L'homme de 46 ans est visiblement comblé par son nouvel emploi qui, il faut bien le dire, le traite plutôt bien. Entré en fonctions en août dernier, Patrick Pichette a touché une rémunération totale de 3 millions $ US en 2008, ce qui comprend un salaire de 173 077 $ US, des primes en argent totalisant 1,7 million $ US, de même que des actions et des options d'achat d'actions.

«Il faut vraiment «fitter» dans la place, a-t-il raconté. Donc on a eu beaucoup de conversations à savoir «est-ce qu'on fitte ensemble?» Puis la même chose pour moi: la question, ce n'était pas 'est-ce que je suis capable de faire la job', la question, c'était: 'on va-tu avoir du fun?' Et puis là, regarde: je suis en 'bicycle à pédales' tous les jours, je siffle en rentrant au bureau. On a de vrais gros problèmes de marché: juteux, complexes et technologiques. C'est tellement le fun de travailler avec cette gang-là. Quel beau fit

Maintenant qu'il ne travaille plus pour BCE, le dirigeant jouit en outre d'une plus grande liberté vestimentaire: pour son discours de mardi, il s'est présenté en jeans et en souliers de course, portant un veston mais pas de cravate, un sac à dos orange au dos.

«Tu n'as pas besoin d'avoir un complet pour être pris au sérieux, tu n'as pas besoin d'être à ton bureau pour répondre à une question, a-t-il énuméré. Toutes ces idées-là et cette innovation-là font maintenant partie du tissu de la compagnie.»

Devant son auditoire montréalais, M. Pichette n'a pu s'empêcher de vanter les services de Google: la publicité en ligne, l'hébergement de données à distance (cloud computing) et le système d'exploitation Android pour téléphones cellulaires, dont il ne connaît toutefois pas la date de lancement au Canada.
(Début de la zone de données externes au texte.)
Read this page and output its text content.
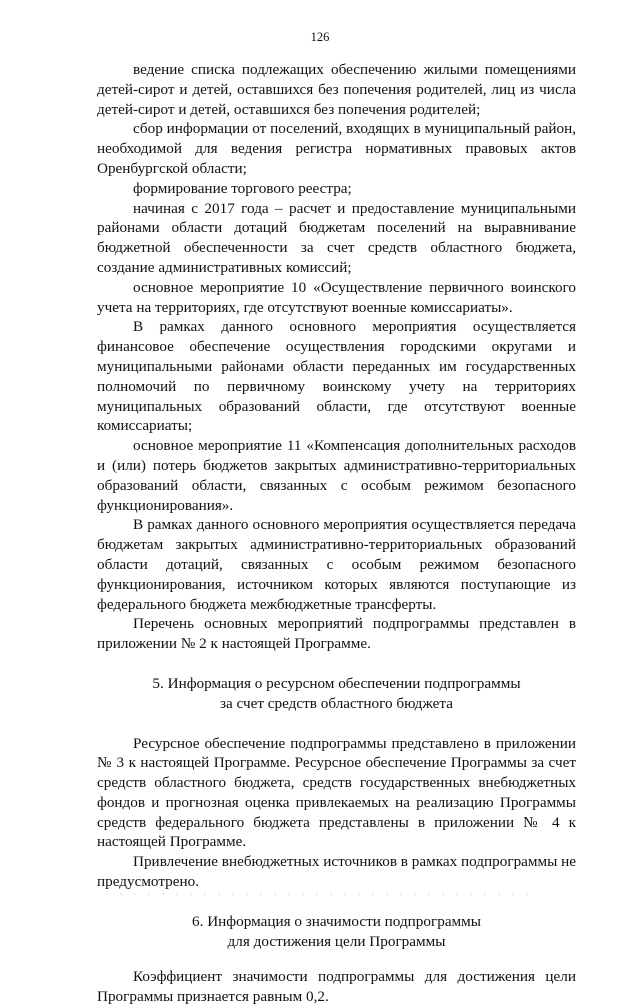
126

ведение списка подлежащих обеспечению жилыми помещениями детей-сирот и детей, оставшихся без попечения родителей, лиц из числа детей-сирот и детей, оставшихся без попечения родителей;

сбор информации от поселений, входящих в муниципальный район, необходимой для ведения регистра нормативных правовых актов Оренбургской области;

формирование торгового реестра;

начиная с 2017 года – расчет и предоставление муниципальными районами области дотаций бюджетам поселений на выравнивание бюджетной обеспеченности за счет средств областного бюджета, создание административных комиссий;

основное мероприятие 10 «Осуществление первичного воинского учета на территориях, где отсутствуют военные комиссариаты».

В рамках данного основного мероприятия осуществляется финансовое обеспечение осуществления городскими округами и муниципальными районами области переданных им государственных полномочий по первичному воинскому учету на территориях муниципальных образований области, где отсутствуют военные комиссариаты;

основное мероприятие 11 «Компенсация дополнительных расходов и (или) потерь бюджетов закрытых административно-территориальных образований области, связанных с особым режимом безопасного функционирования».

В рамках данного основного мероприятия осуществляется передача бюджетам закрытых административно-территориальных образований области дотаций, связанных с особым режимом безопасного функционирования, источником которых являются поступающие из федерального бюджета межбюджетные трансферты.

Перечень основных мероприятий подпрограммы представлен в приложении № 2 к настоящей Программе.

5. Информация о ресурсном обеспечении подпрограммы
за счет средств областного бюджета

Ресурсное обеспечение подпрограммы представлено в приложении № 3 к настоящей Программе. Ресурсное обеспечение Программы за счет средств областного бюджета, средств государственных внебюджетных фондов и прогнозная оценка привлекаемых на реализацию Программы средств федерального бюджета представлены в приложении № 4 к настоящей Программе.

Привлечение внебюджетных источников в рамках подпрограммы не предусмотрено.

6. Информация о значимости подпрограммы
для достижения цели Программы

Коэффициент значимости подпрограммы для достижения цели Программы признается равным 0,2.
«On s'en va dans un monde où tu te dis «pourquoi avoir un ordinateur quand tu as un téléphone cellulaire?'« a-t-il lancé.

Le dirigeant s'est par ailleurs porté à la défense de Street View, une fonctionnalité de Google Maps qui permet de visualiser sur une carte les quartiers et les rues des grandes villes du monde, grâce à des photos prises par des véhicules spécialement équipés. Le service, qui doit être lancé au pays plus tard cette année, inquiète le Commissariat à la protection de la vie privée du Canada.

«Dans la majorité des endroits où nous nous pointons, les gens sont impatients de voir la voiture Google (qui prend les images)», a affirmé Patrick Pichette, en soulignant que les visages non seulement des humains, mais aussi des animaux, étaient brouillés, afin de protéger la confidentialité.

Plus tôt ce mois-ci, des résidants de Milton Keynes, au Royaume-Uni, ont néanmoins protesté contre le passage d'une voiture de Google Street View dans leur ville.